Le secteur non marchand fait faire des économies au secteur marchand, que ce soit dans la sphère domestique ou dans la sphère publique. L’autoproduction touche notamment l’alimentation, le logement, la garde et l’éducation des enfants. Elle apporte aux ménages un complément de revenu et une sécurité, en plus du plaisir d’accomplir ces tâches et de se rendre utile. Elle réduit d’autant la pression sur les salaires. Beaucoup de grandes sociétés l’ont bien compris, qui offraient un jardin à leur personnel. Ces activités se maintiennent de manière isolée ou organisée : les castors pour le logement, les jardins familiaux, les crèches parentales, sont quelques exemples de cette autoproduction organisée. Plus élaborées, on trouve aujourd’hui de nouvelles modalités, telles que la mise en place de monnaies locales, ou des réseaux d’échanges de services.

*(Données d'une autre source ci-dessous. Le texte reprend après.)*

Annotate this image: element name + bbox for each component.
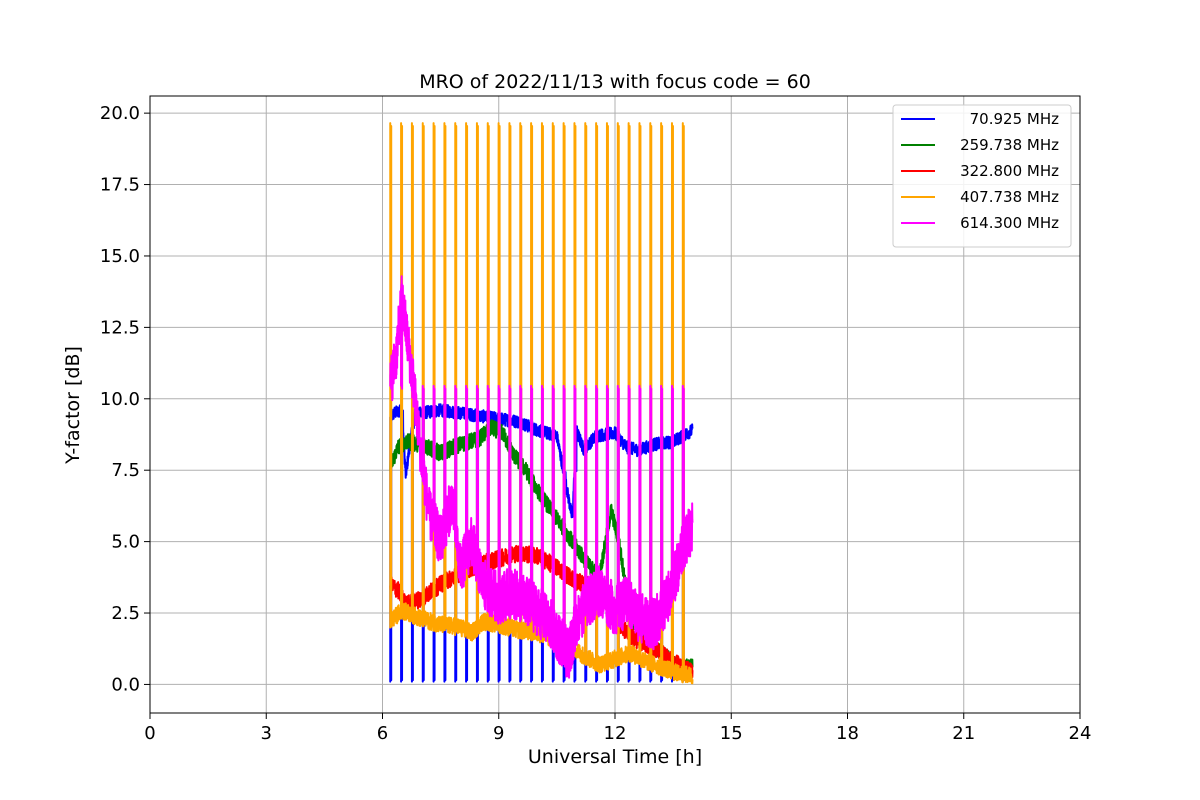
- y-tick-label: 17.5: [100, 175, 140, 196]
- x-tick-label: 15: [720, 723, 743, 744]
- x-axis-label: Universal Time [h]: [528, 746, 702, 768]
- y-tick-label: 10.0: [100, 389, 140, 410]
- y-tick-label: 5.0: [111, 532, 140, 553]
- y-tick-label: 15.0: [100, 246, 140, 267]
- x-axis: 0 3 6 9 12 15 18 21 24: [144, 713, 1091, 744]
- x-tick-label: 0: [144, 723, 155, 744]
- x-tick-label: 12: [604, 723, 627, 744]
- legend-entry: 70.925 MHz: [970, 110, 1059, 128]
- legend: 70.925 MHz 259.738 MHz 322.800 MHz 407.738 …: [892, 104, 1072, 248]
- legend-box: [892, 104, 1072, 248]
- x-tick-label: 24: [1069, 723, 1092, 744]
- legend-entry: 322.800 MHz: [960, 162, 1059, 180]
- y-tick-label: 2.5: [111, 603, 140, 624]
- chart-title: MRO of 2022/11/13 with focus code = 60: [419, 71, 811, 93]
- legend-entry: 259.738 MHz: [960, 136, 1059, 154]
- y-axis-label: Y-factor [dB]: [62, 346, 84, 465]
- x-tick-label: 9: [493, 723, 504, 744]
- series-layer: [389, 122, 694, 685]
- y-tick-label: 20.0: [100, 103, 140, 124]
- x-tick-label: 3: [261, 723, 272, 744]
- y-tick-label: 12.5: [100, 317, 140, 338]
- x-tick-label: 18: [836, 723, 859, 744]
- series-line-4: [389, 275, 694, 679]
- y-axis: 0.0 2.5 5.0 7.5 10.0 12.5 15.0 17.5 20.0: [100, 103, 150, 695]
- x-tick-label: 6: [377, 723, 388, 744]
- y-tick-label: 7.5: [111, 460, 140, 481]
- legend-entry: 614.300 MHz: [960, 214, 1059, 232]
- legend-entry: 407.738 MHz: [960, 188, 1059, 206]
- x-tick-label: 21: [952, 723, 975, 744]
- y-tick-label: 0.0: [111, 674, 140, 695]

Le secteur non marchand vient aussi au secours du secteur marchand ou public, notamment dans le domaine social. Le bénévolat vient au secours de la société et des pouvoirs publics défaillants. Sans restos du cœur, combien la collectivité devrait-elle payer pour assurer la subsistance des malheureux qui ne peuvent plus subvenir à leurs besoins ? Le secteur non marchand amortit les rigueurs des crises du secteur marchand, il est très présent dans des fonctions que la puissance publique ne prend en charge que partiellement, notamment dans les domaines de la culture, de l’environnement, des loisirs, de l’éducation. Le calcul des économies ainsi réalisées pour le budget de l’Etat et des collectivités a-t-il été fait ?
Un dernier point doit être souligné sur les apports du non marchand : sa créativité. A côté de nombreuses tâches traditionnelles, l’initiative est reine. Les besoins émergents sont pris en charge spontanément, et préfigurent des réponses que la société doit imaginer et mettre en place.


Il n’est pas question ici le mettre le secteur non marchand au pinacle, il a ses limites et il serait bien imprudent de vouloir s’en affranchir. Mais l’oubli dont il est l’objet dans les discours et les bilans relève du déni. Sa fonction dans la société, et notamment dans les périodes de mutation profondes comme celle que nous vivons, est essentielle. Il faut tout simplement marcher sur deux jambes, marchand et non-marchand.